Some of you may have noticed that our address has changed. If you’ve visited our rather spectacular office in the past, that may come as a surprise. We wanted to share the story of how we came to move, because it touches on issues that you (and the rest of the working world) are probably wrestling with.
Like many others, this story begins with the seismic impact of COVID-19. When we left our office on March 13, 2020, we believed everything would return to normal soon. We didn’t recognize that normal died that day. More than two years later, one could argue the break from routine has made as much impact as the virus. For many, it has hammered home that life is too short and commutes too long. That a lot of meetings run too long, and even some careers.
As our firm has settled into the pandemic’s new normal, we’ve spent a lot of time trying to envision what a return to the office ought to look like for knowledge workers. So has everyone else. The funny thing is how smart companies ranging from Meta to Goldman Sachs are arriving at entirely different answers. And then in many cases changing their minds. Clearly that future is still taking form.

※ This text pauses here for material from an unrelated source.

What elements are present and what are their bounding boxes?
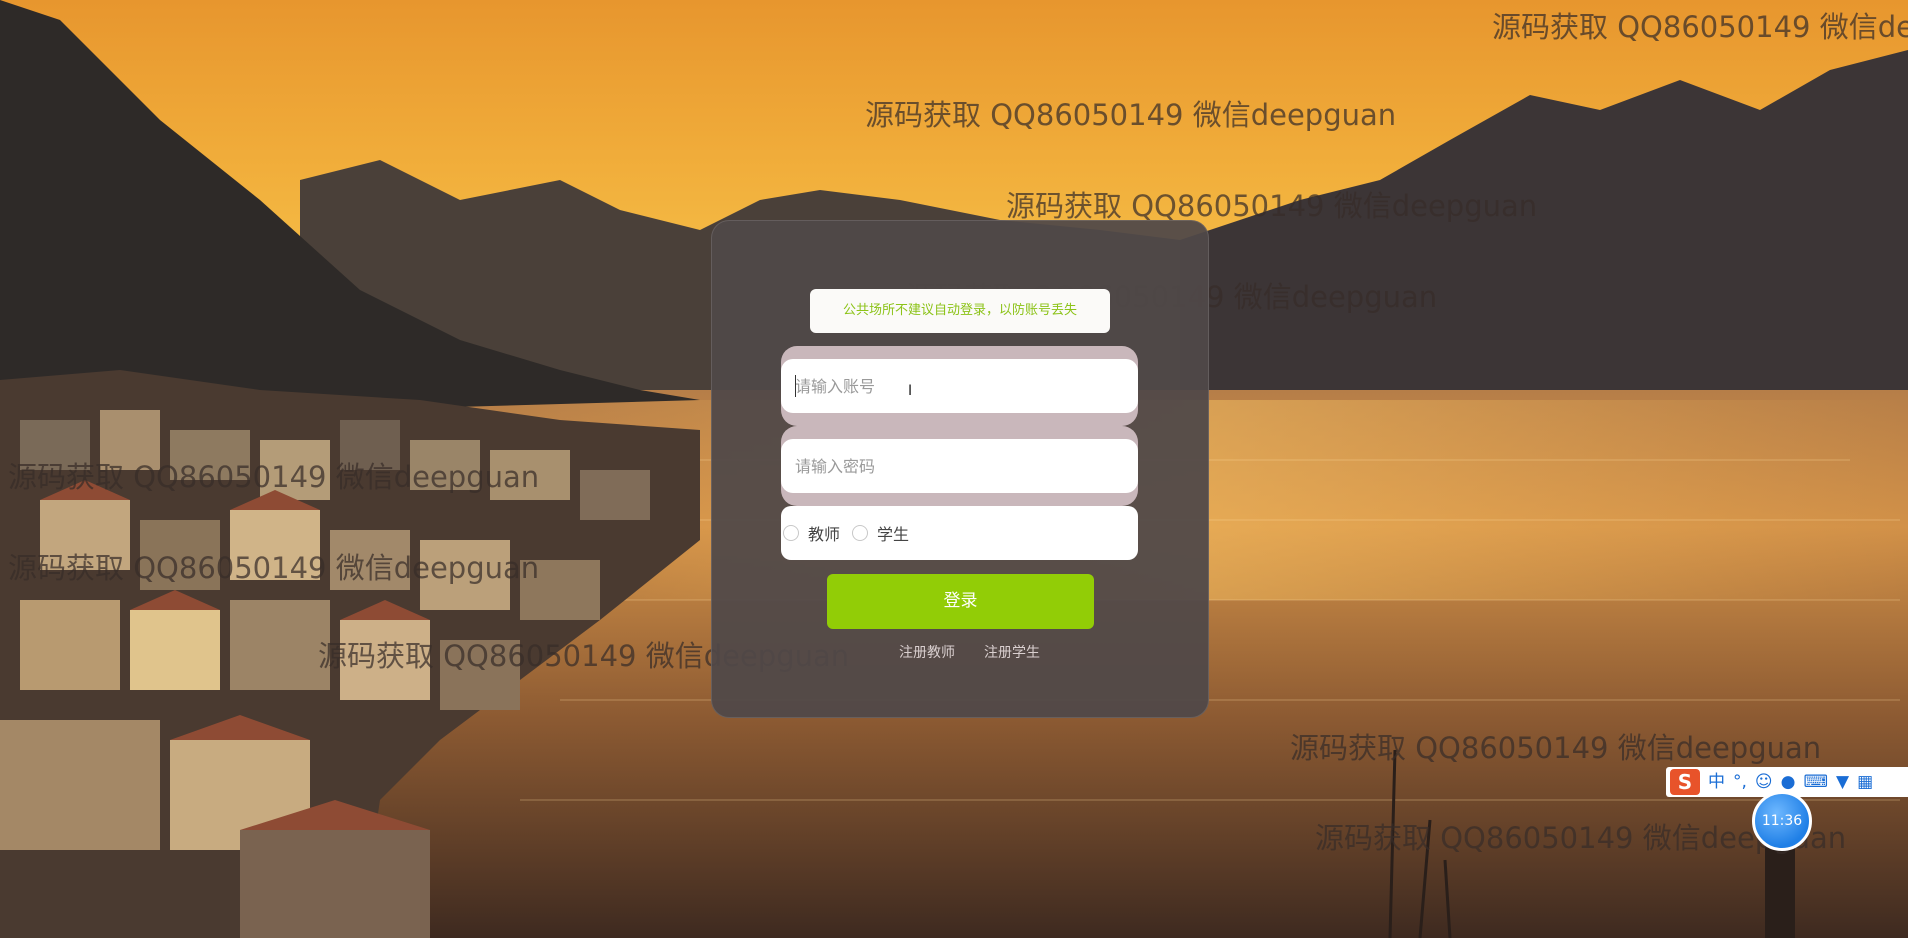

In the meantime, we’ve started to build our future based on some changes we think are here to stay. It’s a big question and a hard one, so we involved our entire team in helping us think about it. Here are three stakes we’ve tapped in the ground pretty firmly:
Deconstructing the office.
Time was, you began with a floor plan and figured out how to get everything done inside it. Now we’re thinking about the jobs to be done and where best to do them. For individual work: home. Group work and workshops: an inspirational co-working space. Social bonding: a restaurant or recreational space. And for stuff: a good old fashioned storage facility.
In the last few years, digital collaboration tools have made an exponential leap. They now enable many hands to work on the same canvas with full knowledge of what others are doing. We use them to keep developing knowledge visible and persistent, and democratize participation. We were collaborative before, but this is off the charts. We’re continuing to audition tools that can take us further.
A larger community.
Quarantine helped us realize the fundamental oddness of working in the hermetic colony known as an office. We crave a workplace that feels like a coffee shop or a particularly good conference: a buzzy gathering of diverse people engaged in many different interesting things. We first tried to build our own community (and may yet again). But in the meantime we’ve found a co-working community that fulfills this need.

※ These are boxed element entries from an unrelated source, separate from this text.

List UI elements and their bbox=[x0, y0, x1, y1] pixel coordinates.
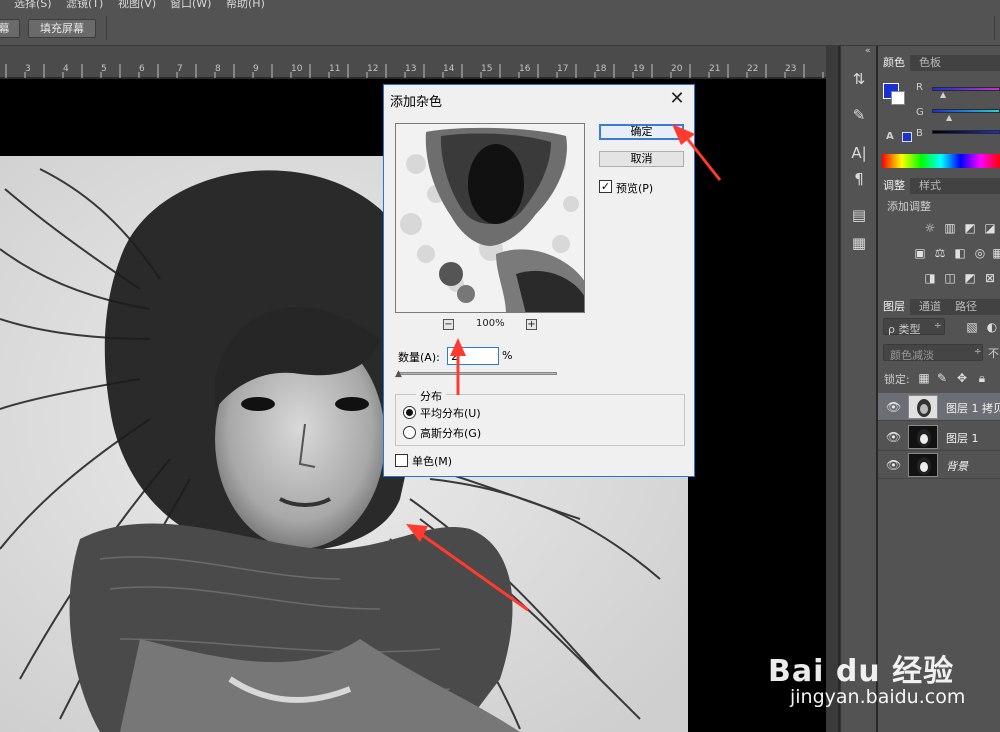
arrow-to-image bbox=[417, 530, 529, 612]
arrow-to-amount-head bbox=[450, 338, 466, 356]
watermark-logo: Bai du 经验 bbox=[768, 654, 955, 689]
photoshop-window: 选择(S) 滤镜(T) 视图(V) 窗口(W) 帮助(H) 幕 填充屏幕 3 4… bbox=[0, 0, 1000, 732]
watermark-url: jingyan.baidu.com bbox=[790, 686, 966, 708]
arrow-to-image-head bbox=[406, 524, 428, 542]
annotation-layer bbox=[406, 124, 722, 612]
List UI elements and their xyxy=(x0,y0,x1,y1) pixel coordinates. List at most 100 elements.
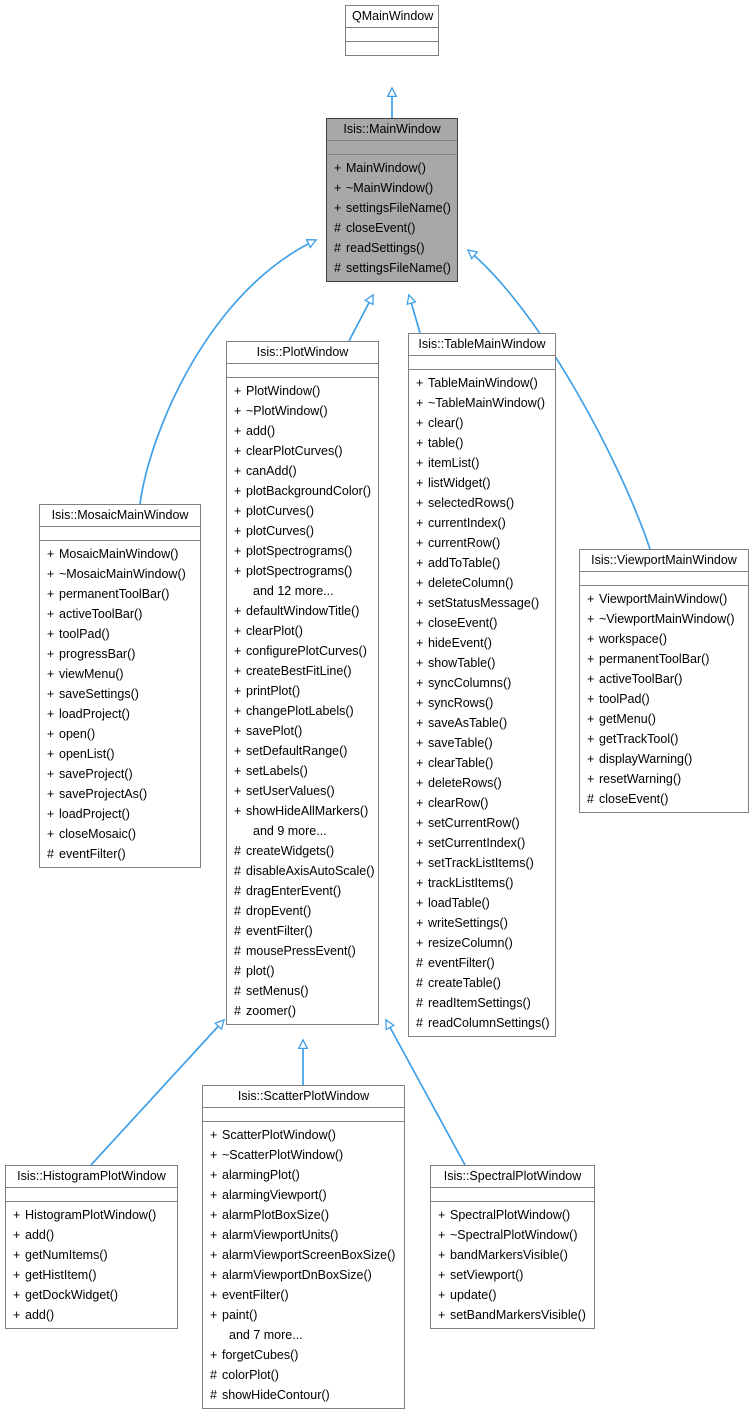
uml-visibility-marker: + xyxy=(416,416,424,430)
uml-method-row: + showTable() xyxy=(409,653,555,673)
uml-visibility-marker: # xyxy=(587,792,594,806)
uml-method-row: + setDefaultRange() xyxy=(227,741,378,761)
uml-method-label: eventFilter() xyxy=(59,847,126,861)
uml-visibility-marker: + xyxy=(416,616,424,630)
uml-visibility-marker: + xyxy=(234,404,242,418)
uml-method-row: + toolPad() xyxy=(40,624,200,644)
uml-visibility-marker: + xyxy=(416,456,424,470)
uml-class-scatterplotwindow[interactable]: Isis::ScatterPlotWindow + ScatterPlotWindo… xyxy=(202,1085,405,1409)
uml-method-label: paint() xyxy=(222,1308,258,1322)
uml-method-label: eventFilter() xyxy=(246,924,313,938)
uml-visibility-marker: + xyxy=(13,1248,21,1262)
uml-method-label: eventFilter() xyxy=(428,956,495,970)
uml-method-row: + alarmViewportScreenBoxSize() xyxy=(203,1245,404,1265)
uml-method-label: plotSpectrograms() xyxy=(246,544,353,558)
uml-visibility-marker: + xyxy=(47,587,55,601)
uml-method-label: ~MainWindow() xyxy=(346,181,434,195)
uml-method-label: closeEvent() xyxy=(428,616,498,630)
uml-visibility-marker: + xyxy=(587,712,595,726)
uml-method-row: + MainWindow() xyxy=(327,158,457,178)
uml-method-row: # zoomer() xyxy=(227,1001,378,1021)
uml-method-row: + ~MosaicMainWindow() xyxy=(40,564,200,584)
uml-method-label: add() xyxy=(25,1308,55,1322)
uml-methods-compartment xyxy=(346,42,438,55)
uml-visibility-marker: + xyxy=(587,692,595,706)
uml-visibility-marker: + xyxy=(234,504,242,518)
uml-class-plotwindow[interactable]: Isis::PlotWindow+ PlotWindow()+ ~PlotWindo… xyxy=(226,341,379,1025)
uml-method-row: + clear() xyxy=(409,413,555,433)
uml-method-row: + alarmPlotBoxSize() xyxy=(203,1205,404,1225)
uml-visibility-marker: # xyxy=(234,864,241,878)
uml-method-row: + bandMarkersVisible() xyxy=(431,1245,594,1265)
uml-method-label: clearTable() xyxy=(428,756,494,770)
uml-visibility-marker: + xyxy=(234,644,242,658)
uml-method-label: getNumItems() xyxy=(25,1248,108,1262)
uml-method-label: clearPlotCurves() xyxy=(246,444,343,458)
uml-visibility-marker: + xyxy=(234,524,242,538)
uml-attributes-compartment xyxy=(431,1188,594,1202)
uml-method-row: # dropEvent() xyxy=(227,901,378,921)
uml-class-title: Isis::ViewportMainWindow xyxy=(580,550,748,572)
uml-method-row: + alarmingPlot() xyxy=(203,1165,404,1185)
uml-method-row: + syncColumns() xyxy=(409,673,555,693)
uml-visibility-marker: + xyxy=(587,732,595,746)
uml-method-label: ~SpectralPlotWindow() xyxy=(450,1228,578,1242)
uml-method-label: plotCurves() xyxy=(246,504,315,518)
uml-visibility-marker: + xyxy=(416,916,424,930)
uml-method-row: + setViewport() xyxy=(431,1265,594,1285)
uml-method-label: createBestFitLine() xyxy=(246,664,352,678)
uml-method-row: + closeMosaic() xyxy=(40,824,200,844)
uml-method-row: + SpectralPlotWindow() xyxy=(431,1205,594,1225)
uml-visibility-marker: + xyxy=(416,776,424,790)
uml-method-row: + getNumItems() xyxy=(6,1245,177,1265)
uml-class-mosaicmainwindow[interactable]: Isis::MosaicMainWindow + MosaicMainWindow(… xyxy=(39,504,201,868)
uml-method-row: + activeToolBar() xyxy=(580,669,748,689)
uml-visibility-marker: + xyxy=(416,836,424,850)
uml-visibility-marker: + xyxy=(416,856,424,870)
uml-class-title: Isis::PlotWindow xyxy=(227,342,378,364)
uml-method-label: alarmPlotBoxSize() xyxy=(222,1208,329,1222)
uml-method-row: # colorPlot() xyxy=(203,1365,404,1385)
uml-visibility-marker: + xyxy=(47,627,55,641)
uml-class-title: Isis::HistogramPlotWindow xyxy=(6,1166,177,1188)
uml-method-label: ViewportMainWindow() xyxy=(599,592,728,606)
uml-class-viewportmainwindow[interactable]: Isis::ViewportMainWindow+ ViewportMainWin… xyxy=(579,549,749,813)
uml-method-label: ~MosaicMainWindow() xyxy=(59,567,186,581)
uml-class-title: Isis::MainWindow xyxy=(327,119,457,141)
uml-method-label: plot() xyxy=(246,964,275,978)
uml-method-row: + getDockWidget() xyxy=(6,1285,177,1305)
uml-method-label: getDockWidget() xyxy=(25,1288,119,1302)
uml-method-row: + loadProject() xyxy=(40,704,200,724)
uml-method-label: MosaicMainWindow() xyxy=(59,547,179,561)
uml-method-label: viewMenu() xyxy=(59,667,124,681)
uml-visibility-marker: + xyxy=(416,876,424,890)
uml-method-label: alarmViewportDnBoxSize() xyxy=(222,1268,372,1282)
uml-visibility-marker: # xyxy=(416,996,423,1010)
uml-method-label: deleteRows() xyxy=(428,776,502,790)
uml-method-label: and 7 more... xyxy=(229,1328,303,1342)
uml-method-row: + setUserValues() xyxy=(227,781,378,801)
uml-method-label: activeToolBar() xyxy=(599,672,683,686)
uml-class-qmainwindow[interactable]: QMainWindow xyxy=(345,5,439,56)
uml-method-label: MainWindow() xyxy=(346,161,426,175)
uml-method-label: ~PlotWindow() xyxy=(246,404,328,418)
uml-method-row: + PlotWindow() xyxy=(227,381,378,401)
uml-class-tablemainwindow[interactable]: Isis::TableMainWindow + TableMainWindow() +… xyxy=(408,333,556,1037)
uml-class-spectralplotwindow[interactable]: Isis::SpectralPlotWindow+ SpectralPlotWin… xyxy=(430,1165,595,1329)
uml-method-row: + ~SpectralPlotWindow() xyxy=(431,1225,594,1245)
uml-method-row: + hideEvent() xyxy=(409,633,555,653)
uml-class-mainwindow[interactable]: Isis::MainWindow + MainWindow() + ~MainWindo… xyxy=(326,118,458,282)
uml-visibility-marker: + xyxy=(47,707,55,721)
uml-method-label: colorPlot() xyxy=(222,1368,279,1382)
uml-visibility-marker: + xyxy=(416,896,424,910)
uml-visibility-marker: + xyxy=(416,676,424,690)
uml-method-label: getHistItem() xyxy=(25,1268,97,1282)
uml-visibility-marker: + xyxy=(416,496,424,510)
uml-method-label: savePlot() xyxy=(246,724,303,738)
uml-attributes-compartment xyxy=(580,572,748,586)
uml-method-row: + viewMenu() xyxy=(40,664,200,684)
uml-visibility-marker: + xyxy=(416,816,424,830)
uml-method-row: + syncRows() xyxy=(409,693,555,713)
uml-class-histogramplotwindow[interactable]: Isis::HistogramPlotWindow + HistogramPlotW… xyxy=(5,1165,178,1329)
uml-class-title: Isis::SpectralPlotWindow xyxy=(431,1166,594,1188)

Today our address is a 135-year-old railway roundhouse beautifully redeveloped by the architecture firm GBBN into a regional innovation center. It’s where we gather for all-hands meetings, in-person workshops, and anytime we get tired of seeing our own faces reflected in a screen. We’re taking this time to explore new tools, connect with the creative community here, watch the pandemic reverberate, and envision what the next chapter of office work might look like.